Risk-Based Postmarket Surveillance (PMS) In The Age Of EU MDR: A Systems Approach

By Jayet Moon, author of the book Foundations of Quality Risk Management

Gears

As the central focus of the EU’s Medical Device Regulations (MDR), postmarket surveillance (PMS) and its related processes and subsystems have been in the limelight since 2017. This four-part series, using a fresh perspective, takes a bottom-up approach to PMS and starts by elaborating on the state of the art on the incident investigations in Part 1. “Investigations” are the basic iota of the PMS system upon which all further analysis, synthesis, and decision-making is based. With clarity on this most fundamental unit of PMS, a systems approach to both EU MDR and PMS are explored in Part 2. Successful implementation of an effective EU MDR-compliant PMS requires a systems approach which requires appreciation of not only the organizational context within which PMS operates but also the knowledge management as it relates to PMS generated data, information, knowledge, and wisdom. Part 3 will focus on the bedrock of EU MDR: the risk management system. It not only explores the interfaces between risk management and PMS but also discusses the postmarket aspects of risk surveillance and their accomplishments. Part 4 will detail an important upcoming topic with relevance going beyond EU MDR. Risk-based incident trending for postmarket signal detection is quickly becoming an expectation from most regulatory agencies and EU MDR is one of the first regulations to expressly document this requirement.

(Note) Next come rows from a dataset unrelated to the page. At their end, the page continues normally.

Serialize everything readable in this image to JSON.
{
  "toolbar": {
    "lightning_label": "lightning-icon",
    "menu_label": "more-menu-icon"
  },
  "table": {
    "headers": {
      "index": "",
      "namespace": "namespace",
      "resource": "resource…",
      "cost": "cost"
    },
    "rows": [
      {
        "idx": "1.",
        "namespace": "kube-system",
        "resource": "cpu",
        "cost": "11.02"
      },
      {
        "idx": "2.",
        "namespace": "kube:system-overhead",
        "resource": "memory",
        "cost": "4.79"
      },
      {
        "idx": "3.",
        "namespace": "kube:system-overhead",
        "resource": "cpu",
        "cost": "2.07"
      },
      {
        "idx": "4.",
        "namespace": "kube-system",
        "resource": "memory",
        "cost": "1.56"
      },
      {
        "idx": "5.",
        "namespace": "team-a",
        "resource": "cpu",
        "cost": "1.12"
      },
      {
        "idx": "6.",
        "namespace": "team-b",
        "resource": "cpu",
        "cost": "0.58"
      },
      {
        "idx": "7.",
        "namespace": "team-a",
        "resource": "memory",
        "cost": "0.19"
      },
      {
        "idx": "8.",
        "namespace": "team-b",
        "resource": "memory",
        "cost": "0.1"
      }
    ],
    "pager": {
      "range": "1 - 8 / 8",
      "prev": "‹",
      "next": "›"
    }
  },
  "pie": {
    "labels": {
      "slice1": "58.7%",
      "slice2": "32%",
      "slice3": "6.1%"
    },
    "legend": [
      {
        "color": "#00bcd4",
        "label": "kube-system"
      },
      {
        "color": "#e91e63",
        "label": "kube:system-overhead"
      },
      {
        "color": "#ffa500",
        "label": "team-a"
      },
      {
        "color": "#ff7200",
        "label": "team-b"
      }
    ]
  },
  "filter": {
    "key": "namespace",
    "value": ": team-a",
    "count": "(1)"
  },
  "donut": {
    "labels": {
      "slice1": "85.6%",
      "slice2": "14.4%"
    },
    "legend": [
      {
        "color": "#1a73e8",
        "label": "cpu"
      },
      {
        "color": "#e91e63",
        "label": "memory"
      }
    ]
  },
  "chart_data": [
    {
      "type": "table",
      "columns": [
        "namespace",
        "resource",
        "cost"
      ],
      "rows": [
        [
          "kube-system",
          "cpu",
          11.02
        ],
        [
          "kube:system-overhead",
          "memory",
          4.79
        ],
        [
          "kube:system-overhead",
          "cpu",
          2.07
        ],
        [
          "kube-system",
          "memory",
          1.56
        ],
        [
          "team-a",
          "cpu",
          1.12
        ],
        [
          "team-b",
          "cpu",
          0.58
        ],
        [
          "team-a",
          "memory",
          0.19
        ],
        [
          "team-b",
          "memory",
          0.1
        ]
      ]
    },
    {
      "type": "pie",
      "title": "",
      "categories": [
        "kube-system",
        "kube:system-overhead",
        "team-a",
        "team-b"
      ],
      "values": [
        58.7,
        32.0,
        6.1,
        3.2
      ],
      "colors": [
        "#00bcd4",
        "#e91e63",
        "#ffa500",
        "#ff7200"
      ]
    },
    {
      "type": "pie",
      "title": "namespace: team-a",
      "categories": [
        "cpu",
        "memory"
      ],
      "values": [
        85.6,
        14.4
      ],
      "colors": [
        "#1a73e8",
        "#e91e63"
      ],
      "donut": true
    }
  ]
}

The regulation asks for a methodology to gauge “statistically significant increases” in a certain subset of postmarket incidents. This article details salient features of any such method such that any chosen tool can act as a postmarket risk monitor and, if used right, can also convert the lagging indicator of complaints and incidents into a leading key risk indicator. Key risk indicators can help establish preemptive preventive actions before benefit-risk profile can be adversely impacted.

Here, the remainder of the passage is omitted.